Given a space curve $\alpha(s)$, parametrised by arc length (this is $|\alpha'(s)|\equiv 1$), we define its curvature to be: $$\kappa (s)=|\alpha''(s)|$$
Now, I've read that given a curve $\gamma(t)$ not necessarily parametrised by arc length, its curvature is given by the formula:
$$\kappa (t)=\frac{|\gamma'(t) \times \gamma''(t)|}{|\gamma(t)|^3}$$
When trying to prove this, I can't get the variables $s$ and $t$ to match up on both sides of the equation, so if someone could pin point and explain my mistake, that would be great. My reasoning is the following:
If we think of $\gamma(s)$ as $\gamma(t(s))$, then deriving with respect to $s$ gives, by the chain rule:
$$\frac{d}{ds}\gamma(s)=\gamma'(t(s))t'(s)$$
$$\frac{d^2}{ds^2}\gamma(s)=\gamma''(t(s))(t'(s))^2 + \gamma'(t(s))t''(s)$$
It follows that:
$$\left (\frac{d}{ds}\gamma(s) \right )\times \left (\frac{d^2}{ds^2}\gamma(s) \right )=[\gamma'(t(s))\times \gamma''(t(s))](t'(s))^3$$
But we also have:
$$\left \| \left (\frac{d}{ds}\gamma(s) \right )\times \left (\frac{d^2}{ds^2}\gamma(s) \right ) \right \|=\left \| \left (\frac{d}{ds}\gamma(s) \right ) \right \| \left \|\left (\frac{d^2}{ds^2}\gamma(s) \right ) \right \|\sin \left ( \left (\frac{d}{ds}\gamma(s) \right ),\left (\frac{d^2}{ds^2}\gamma(s) \right ) \right )$$
$$=\left \|\frac{d^2}{ds^2}\gamma(s) \right \|=\kappa (s)$$
Putting this all together, and using that $t'(s)=\frac{1}{|\gamma'(t(s))|}$ we get:
$$\kappa(s)=\frac{\left \| \gamma'(t(s)) \times \gamma''(t(s))\right \|}{\left \| \gamma '(t(s))\right \|^3}$$
Not $t=t(s) \iff s=s(t)$, hence:
$$\kappa(s(t))=\frac{\left \| \gamma'(t) \times \gamma''(t)\right \|}{\left \| \gamma '(t)\right \|^3}$$
The right side of this last equation matches what I wanted to prove, but it should be just $t$ instead of $s(t)$ on the left side.
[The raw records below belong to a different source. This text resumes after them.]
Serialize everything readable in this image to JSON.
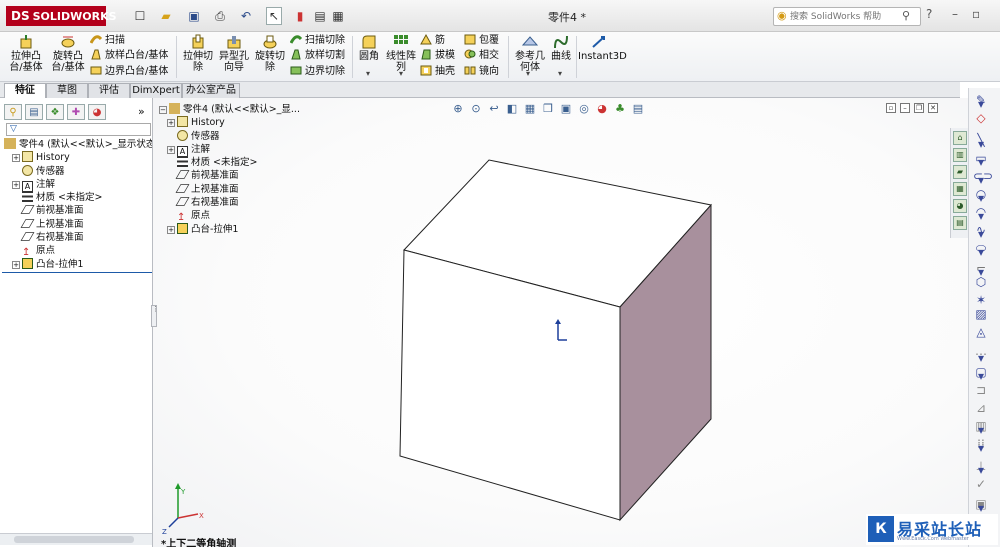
{
  "app": {
    "logo": "SOLIDWORKS",
    "document_title": "零件4 *",
    "search_placeholder": "搜索 SolidWorks 帮助"
  },
  "ribbon": {
    "big_buttons": [
      {
        "label": "拉伸凸\n台/基体"
      },
      {
        "label": "旋转凸\n台/基体"
      },
      {
        "label": "拉伸切\n除"
      },
      {
        "label": "异型孔\n向导"
      },
      {
        "label": "旋转切\n除"
      },
      {
        "label": "圆角"
      },
      {
        "label": "线性阵\n列"
      },
      {
        "label": "参考几\n何体"
      },
      {
        "label": "曲线"
      },
      {
        "label": "Instant3D"
      }
    ],
    "small_buttons": [
      {
        "label": "扫描"
      },
      {
        "label": "放样凸台/基体"
      },
      {
        "label": "边界凸台/基体"
      },
      {
        "label": "扫描切除"
      },
      {
        "label": "放样切割"
      },
      {
        "label": "边界切除"
      },
      {
        "label": "筋"
      },
      {
        "label": "拔模"
      },
      {
        "label": "抽壳"
      },
      {
        "label": "包覆"
      },
      {
        "label": "相交"
      },
      {
        "label": "镜向"
      }
    ]
  },
  "tabs": [
    {
      "label": "特征",
      "active": true
    },
    {
      "label": "草图",
      "active": false
    },
    {
      "label": "评估",
      "active": false
    },
    {
      "label": "DimXpert",
      "active": false
    },
    {
      "label": "办公室产品",
      "active": false
    }
  ],
  "feature_tree": {
    "root": "零件4 (默认<<默认>_显示状态",
    "items": [
      {
        "label": "History",
        "icon": "history-icon"
      },
      {
        "label": "传感器",
        "icon": "sensor-icon"
      },
      {
        "label": "注解",
        "icon": "annotation-icon"
      },
      {
        "label": "材质 <未指定>",
        "icon": "material-icon"
      },
      {
        "label": "前视基准面",
        "icon": "plane-icon"
      },
      {
        "label": "上视基准面",
        "icon": "plane-icon"
      },
      {
        "label": "右视基准面",
        "icon": "plane-icon"
      },
      {
        "label": "原点",
        "icon": "origin-icon"
      },
      {
        "label": "凸台-拉伸1",
        "icon": "extrude-icon"
      }
    ]
  },
  "graphics_tree": {
    "root": "零件4 (默认<<默认>_显...",
    "items": [
      {
        "label": "History"
      },
      {
        "label": "传感器"
      },
      {
        "label": "注解"
      },
      {
        "label": "材质 <未指定>"
      },
      {
        "label": "前视基准面"
      },
      {
        "label": "上视基准面"
      },
      {
        "label": "右视基准面"
      },
      {
        "label": "原点"
      },
      {
        "label": "凸台-拉伸1"
      }
    ]
  },
  "view": {
    "label": "*上下二等角轴测"
  },
  "watermark": {
    "text": "易采站长站",
    "sub": "Www.Easck.Com Webmaster"
  },
  "colors": {
    "accent": "#1d5aa8",
    "cube_top": "#ffffff",
    "cube_front": "#ffffff",
    "cube_side": "#a8909d"
  }
}
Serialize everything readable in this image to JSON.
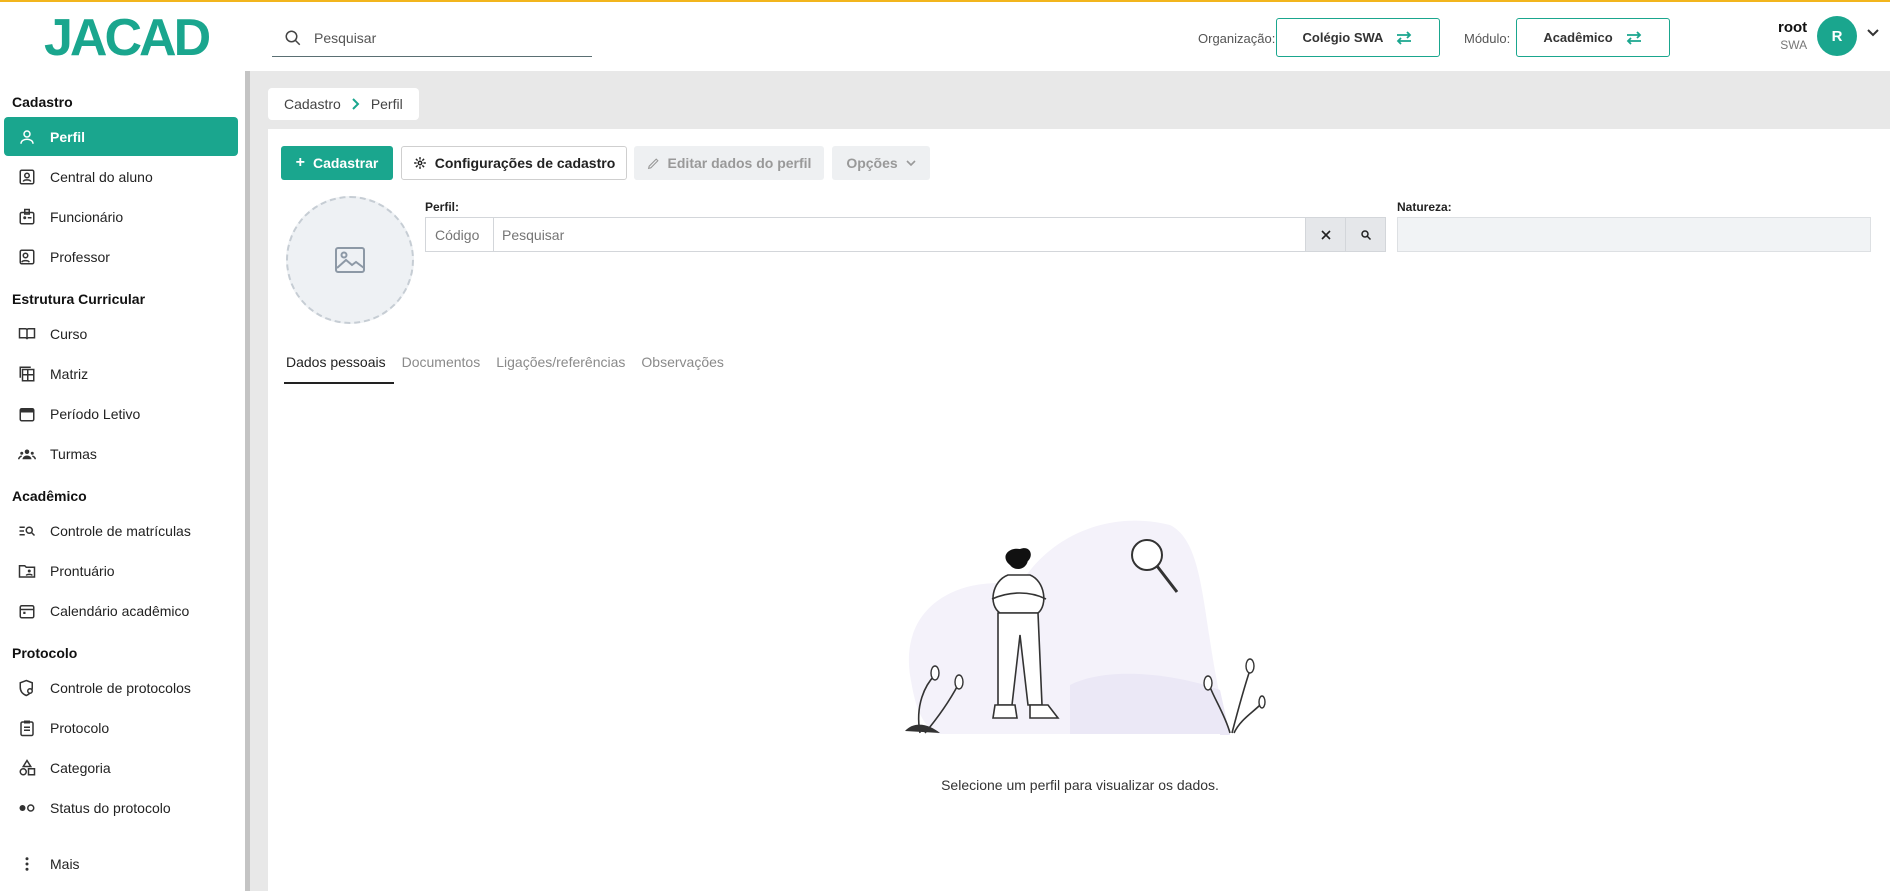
{
  "app": {
    "logo": "JACAD"
  },
  "header": {
    "search_placeholder": "Pesquisar",
    "org_label": "Organização:",
    "org_value": "Colégio SWA",
    "module_label": "Módulo:",
    "module_value": "Acadêmico",
    "user_name": "root",
    "user_org": "SWA",
    "avatar_initial": "R"
  },
  "sidebar": {
    "sections": [
      {
        "title": "Cadastro",
        "items": [
          "Perfil",
          "Central do aluno",
          "Funcionário",
          "Professor"
        ]
      },
      {
        "title": "Estrutura Curricular",
        "items": [
          "Curso",
          "Matriz",
          "Período Letivo",
          "Turmas"
        ]
      },
      {
        "title": "Acadêmico",
        "items": [
          "Controle de matrículas",
          "Prontuário",
          "Calendário acadêmico"
        ]
      },
      {
        "title": "Protocolo",
        "items": [
          "Controle de protocolos",
          "Protocolo",
          "Categoria",
          "Status do protocolo"
        ]
      }
    ],
    "more": "Mais",
    "active_item": "Perfil"
  },
  "breadcrumb": {
    "root": "Cadastro",
    "current": "Perfil"
  },
  "toolbar": {
    "create": "Cadastrar",
    "config": "Configurações de cadastro",
    "edit": "Editar dados do perfil",
    "options": "Opções"
  },
  "form": {
    "perfil_label": "Perfil:",
    "code_placeholder": "Código",
    "search_placeholder": "Pesquisar",
    "natureza_label": "Natureza:",
    "natureza_value": ""
  },
  "tabs": [
    "Dados pessoais",
    "Documentos",
    "Ligações/referências",
    "Observações"
  ],
  "active_tab": "Dados pessoais",
  "empty_message": "Selecione um perfil para visualizar os dados.",
  "colors": {
    "accent": "#1aa68e",
    "topline": "#f2b51d"
  }
}
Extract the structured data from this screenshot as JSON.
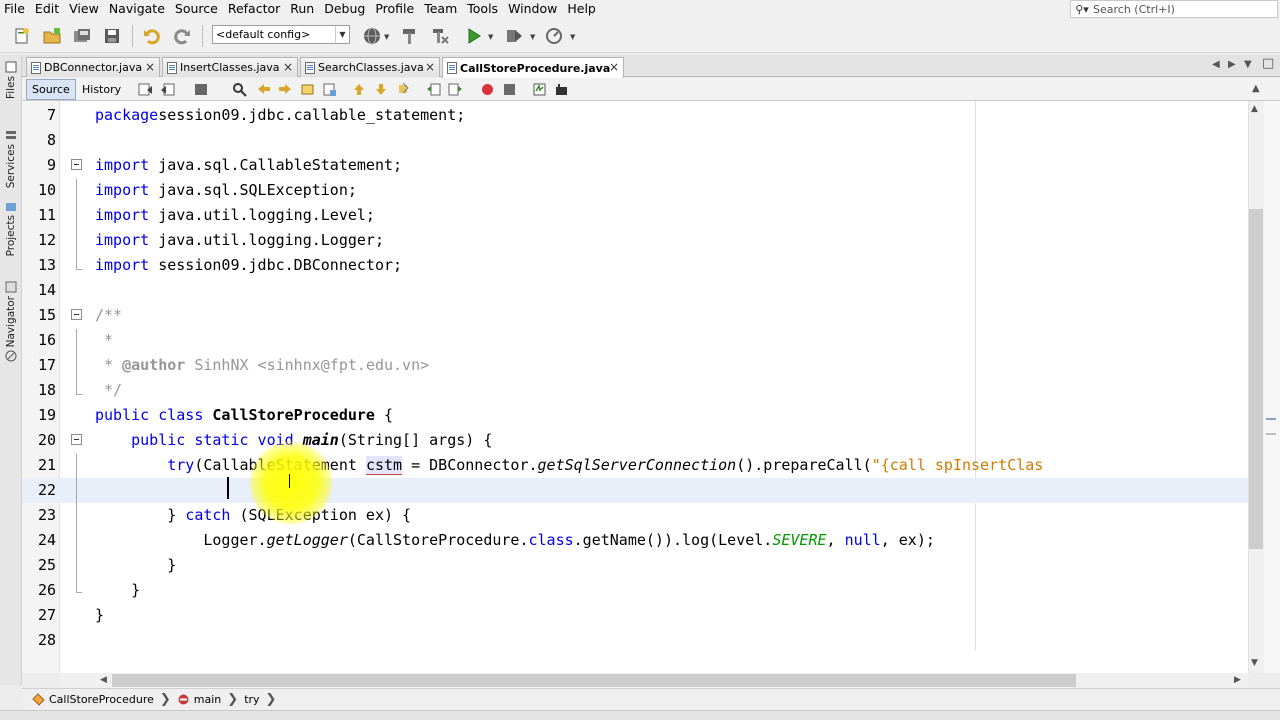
{
  "menu": [
    "File",
    "Edit",
    "View",
    "Navigate",
    "Source",
    "Refactor",
    "Run",
    "Debug",
    "Profile",
    "Team",
    "Tools",
    "Window",
    "Help"
  ],
  "search": {
    "placeholder": "Search (Ctrl+I)"
  },
  "toolbar": {
    "config": "<default config>"
  },
  "sidebar": {
    "files": "Files",
    "services": "Services",
    "projects": "Projects",
    "navigator": "Navigator"
  },
  "tabs": [
    {
      "label": "DBConnector.java",
      "active": false
    },
    {
      "label": "InsertClasses.java",
      "active": false
    },
    {
      "label": "SearchClasses.java",
      "active": false
    },
    {
      "label": "CallStoreProcedure.java",
      "active": true
    }
  ],
  "editor_toolbar": {
    "source": "Source",
    "history": "History"
  },
  "code": {
    "lines": [
      {
        "n": "7",
        "segs": [
          [
            "kw",
            "package"
          ],
          [
            "",
            "session09.jdbc.callable_statement;"
          ]
        ]
      },
      {
        "n": "8",
        "segs": []
      },
      {
        "n": "9",
        "segs": [
          [
            "kw",
            "import"
          ],
          [
            "",
            " java.sql.CallableStatement;"
          ]
        ]
      },
      {
        "n": "10",
        "segs": [
          [
            "kw",
            "import"
          ],
          [
            "",
            " java.sql.SQLException;"
          ]
        ]
      },
      {
        "n": "11",
        "segs": [
          [
            "kw",
            "import"
          ],
          [
            "",
            " java.util.logging.Level;"
          ]
        ]
      },
      {
        "n": "12",
        "segs": [
          [
            "kw",
            "import"
          ],
          [
            "",
            " java.util.logging.Logger;"
          ]
        ]
      },
      {
        "n": "13",
        "segs": [
          [
            "kw",
            "import"
          ],
          [
            "",
            " session09.jdbc.DBConnector;"
          ]
        ]
      },
      {
        "n": "14",
        "segs": []
      },
      {
        "n": "15",
        "segs": [
          [
            "cm",
            "/**"
          ]
        ]
      },
      {
        "n": "16",
        "segs": [
          [
            "cm",
            " *"
          ]
        ]
      },
      {
        "n": "17",
        "segs": [
          [
            "cm",
            " * "
          ],
          [
            "cmb",
            "@author"
          ],
          [
            "cm",
            " SinhNX "
          ],
          [
            "tag",
            "<sinhnx@fpt.edu.vn>"
          ]
        ]
      },
      {
        "n": "18",
        "segs": [
          [
            "cm",
            " */"
          ]
        ]
      },
      {
        "n": "19",
        "segs": [
          [
            "kw",
            "public class "
          ],
          [
            "cls",
            "CallStoreProcedure"
          ],
          [
            "",
            " {"
          ]
        ]
      },
      {
        "n": "20",
        "segs": [
          [
            "",
            "    "
          ],
          [
            "kw",
            "public static void "
          ],
          [
            "mtd",
            "main"
          ],
          [
            "",
            "(String[] args) {"
          ]
        ]
      },
      {
        "n": "21",
        "segs": [
          [
            "",
            "        "
          ],
          [
            "kw",
            "try"
          ],
          [
            "",
            "(CallableStatement "
          ],
          [
            "var",
            "cstm"
          ],
          [
            "",
            " = DBConnector."
          ],
          [
            "ital",
            "getSqlServerConnection"
          ],
          [
            "",
            "().prepareCall("
          ],
          [
            "str",
            "\"{call spInsertClas"
          ]
        ]
      },
      {
        "n": "22",
        "segs": []
      },
      {
        "n": "23",
        "segs": [
          [
            "",
            "        } "
          ],
          [
            "kw",
            "catch"
          ],
          [
            "",
            " (SQLException ex) {"
          ]
        ]
      },
      {
        "n": "24",
        "segs": [
          [
            "",
            "            Logger."
          ],
          [
            "ital",
            "getLogger"
          ],
          [
            "",
            "(CallStoreProcedure."
          ],
          [
            "kw",
            "class"
          ],
          [
            "",
            ".getName()).log(Level."
          ],
          [
            "fld",
            "SEVERE"
          ],
          [
            "",
            ", "
          ],
          [
            "kw",
            "null"
          ],
          [
            "",
            ", ex);"
          ]
        ]
      },
      {
        "n": "25",
        "segs": [
          [
            "",
            "        }"
          ]
        ]
      },
      {
        "n": "26",
        "segs": [
          [
            "",
            "    }"
          ]
        ]
      },
      {
        "n": "27",
        "segs": [
          [
            "",
            "}"
          ]
        ]
      },
      {
        "n": "28",
        "segs": []
      }
    ]
  },
  "breadcrumb": [
    "CallStoreProcedure",
    "main",
    "try"
  ]
}
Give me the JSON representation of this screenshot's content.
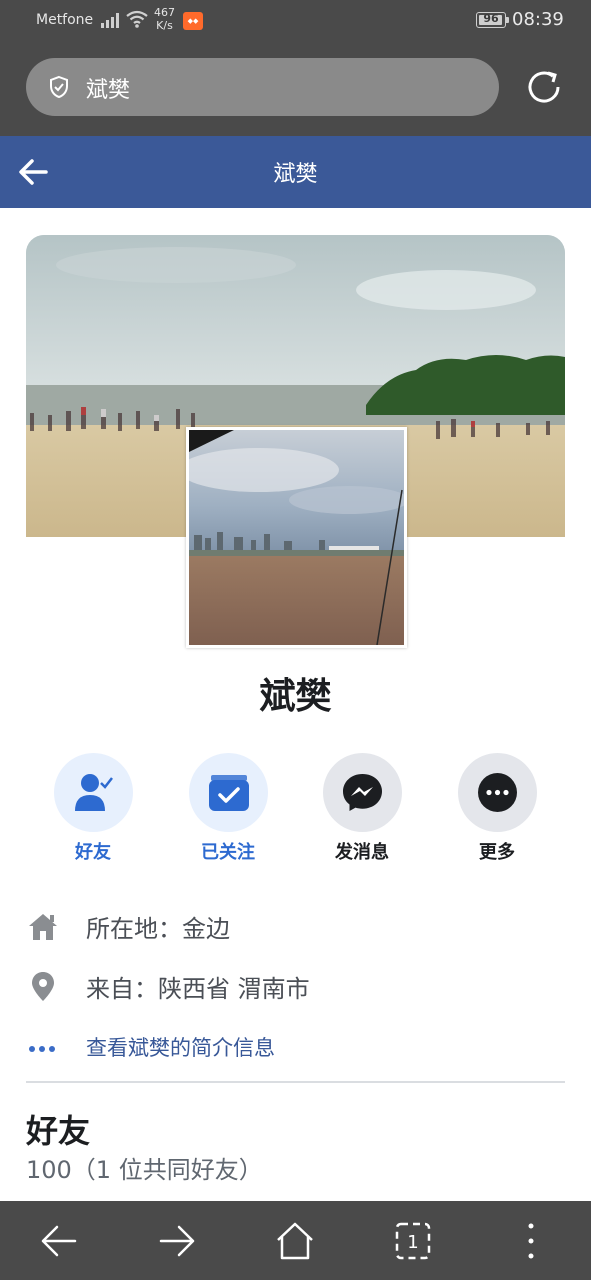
{
  "status_bar": {
    "carrier": "Metfone",
    "net_speed_value": "467",
    "net_speed_unit": "K/s",
    "battery": "96",
    "time": "08:39"
  },
  "browser": {
    "url_text": "斌樊"
  },
  "header": {
    "title": "斌樊"
  },
  "profile": {
    "name": "斌樊"
  },
  "actions": [
    {
      "label": "好友",
      "icon": "friend-check-icon"
    },
    {
      "label": "已关注",
      "icon": "following-check-icon"
    },
    {
      "label": "发消息",
      "icon": "messenger-icon"
    },
    {
      "label": "更多",
      "icon": "more-dots-icon"
    }
  ],
  "info": {
    "location": "所在地：金边",
    "hometown": "来自：陕西省 渭南市",
    "about_link": "查看斌樊的简介信息"
  },
  "friends": {
    "title": "好友",
    "count": "100（1 位共同好友）"
  },
  "colors": {
    "fb_blue": "#3b5998",
    "chrome": "#4a4a4a",
    "action_blue": "#2d6ad0"
  }
}
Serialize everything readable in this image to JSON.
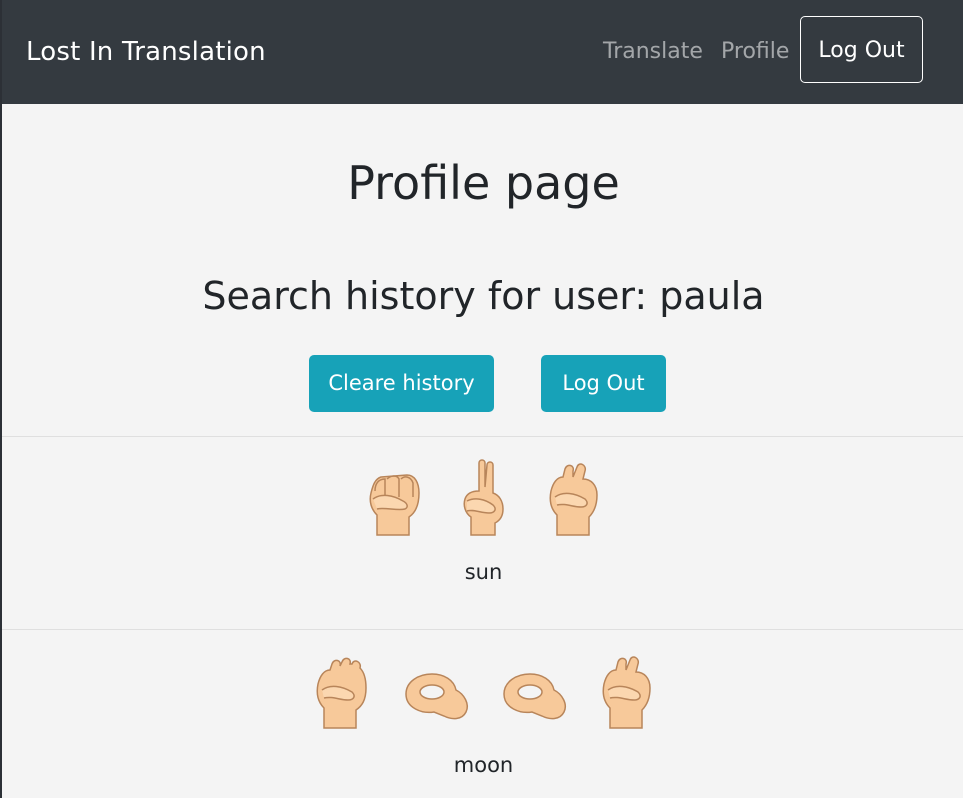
{
  "navbar": {
    "brand": "Lost In Translation",
    "links": {
      "translate": "Translate",
      "profile": "Profile",
      "logout": "Log Out"
    }
  },
  "main": {
    "title": "Profile page",
    "history_title": "Search history for user: paula",
    "buttons": {
      "clear": "Cleare history",
      "logout": "Log Out"
    },
    "history": [
      {
        "word": "sun",
        "signs": [
          "s-hand-sign-icon",
          "u-hand-sign-icon",
          "n-hand-sign-icon"
        ]
      },
      {
        "word": "moon",
        "signs": [
          "m-hand-sign-icon",
          "o-hand-sign-icon",
          "o-hand-sign-icon",
          "n-hand-sign-icon"
        ]
      }
    ]
  },
  "colors": {
    "navbar": "#343a40",
    "accent": "#17a2b8",
    "background": "#f4f4f4",
    "skin": "#f7c99a"
  }
}
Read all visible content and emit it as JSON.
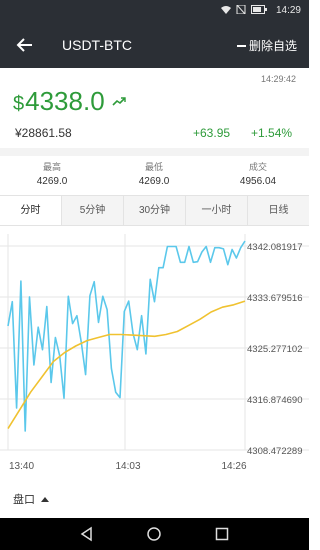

Where did I go wrong?
Thanks in advance!
Your calculation is fine.
Observe that $\kappa $ is defined in terms of the arc length parameterization and so if we are given any other parameterization $\vec r :[a,b]\to \mathbb R^3$ then
$s_0=s(t_0)=\int_{a}^{t_0}\left \| \vec r'(u) \right \|du$ so we can write
$\kappa (s_0)=|\alpha''(s_0)|\Rightarrow \kappa (s_0)=|\frac{\mathrm{d^{2}} }{\mathrm{d} s^{2}}(\alpha(s_0))|=|\frac{\mathrm{d^{2}} }{\mathrm{d} s^{2}}(\alpha(s(t_0)))|$ which says that
$\kappa (s(t_0))=\left | \frac{\mathrm{d^{2}} }{\mathrm{d} s^{2}}(\alpha(s(t_0))) \right |$.
This is true before you do any calculation at all.
The glitch is that the RHS is a second derivative with respect to $s$. Your calculation simply expresses it as a function of $t$, using the chain rule.